Witzel e Edmar Santos quando estava à frente da pasta da Saúde: governador envolvido em suspeitas - André Melo
Witzel e Edmar Santos quando estava à frente da pasta da Saúde: governador envolvido em suspeitasAndré Melo
Por Sidney Rezende
 O governador Wilson Witzel viveu a semana mais tensa desde a sua posse. A dimensão nacional que conquistou ao lado do governador de São Paulo, João Doria, na condução do isolamento por causa do coronavírus, trouxe implicações políticas irreversíveis. A mais significativa foi o aumento da insatisfação do presidente Jair Bolsonaro e de seus aliados.
Quanto mais Witzel se projeta como um dos líderes nacionais, mais inimizades ele angaria contra si. No final de fevereiro, o senador Flávio Bolsonaro disse à coluna sobre sua decepção: "Não apoio petista e nem quem é do governo Wilson Witzel. O que era pra ser a maior sintonia da história do Rio de Janeiro, com presidente e governador 100% alinhados, virou uma traição muito dolorida para mim. Antes mesmo de tomar posse como governador, em dezembro de 2018, Wilson já falava em tomar o lugar de Bolsonaro".

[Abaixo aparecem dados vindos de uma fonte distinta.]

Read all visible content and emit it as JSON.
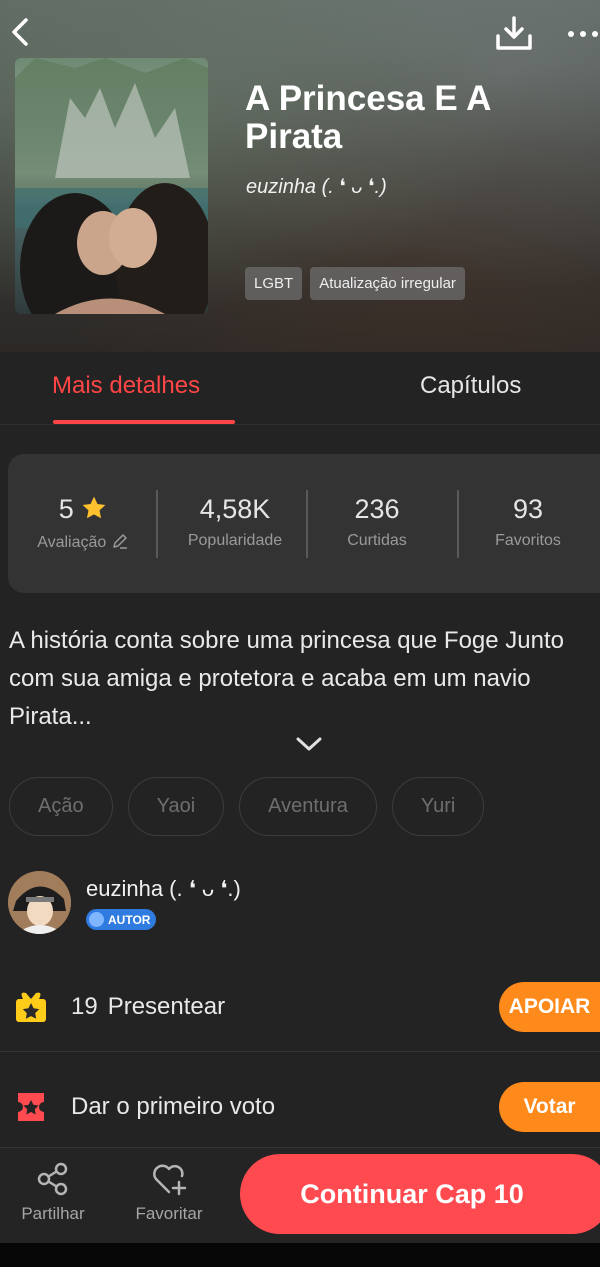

O deputado bolsonarista Carlos Jordy é um que tem aumentado a temperatura contra Witzel. "Temos muitos usurpadores da pátria, mas os piores são os traidores. Na eleição, era papagaio de pirata de Flávio Bolsonaro, hoje pede impeachment do presidente", disse Jordy, em seu Facebook.
O governador evita o confronto com os mais radicais, e suporta em silêncio outros problemas que abalam o emocional. Um dos exemplos foi o caso do assassinato do sargento da PM Luiz Felipe Pinto Rodrigues, morto a tiros na tarde do dia 21 de março, quando fazia a segurança do secretário estadual de Governo, Cleiton Rodrigues, nas imediações do Palácio Guanabara, sede do governo. A Delegacia de Homicídios de Capital está apurando as circunstâncias do crime.
A semana difícil trouxe outro elemento de preocupação com a segurança pessoal, depois do registro pelo governador Doria de um boletim de ocorrência na última quinta-feira (26) por ter recebido ameaças contra sua integridade física em redes sociais e até no celular.
Diante deste cenário atípico, não é só a segurança que tem a atenção do governador. Ele vê o governo como um todo e fez mudanças estratégicas importantes na sua área de comunicação para ficar mais próximo da população. Ele quer mostrar as realizações mesmo sem dinheiro do governo federal.
Um destes movimentos foi substituir o antigo subsecretário de comunicação mais ligado à área publicitária por outro com melhores relações com a imprensa, sem descuidar do marketing.
Os aliados do governador estão convencidos que a tensão da semana vai passar e faz parte do processo de crescimento de Witzel na régua de sua importância na política. E isto só o credenciará na sua caminhada rumo ao Palácio do Planalto.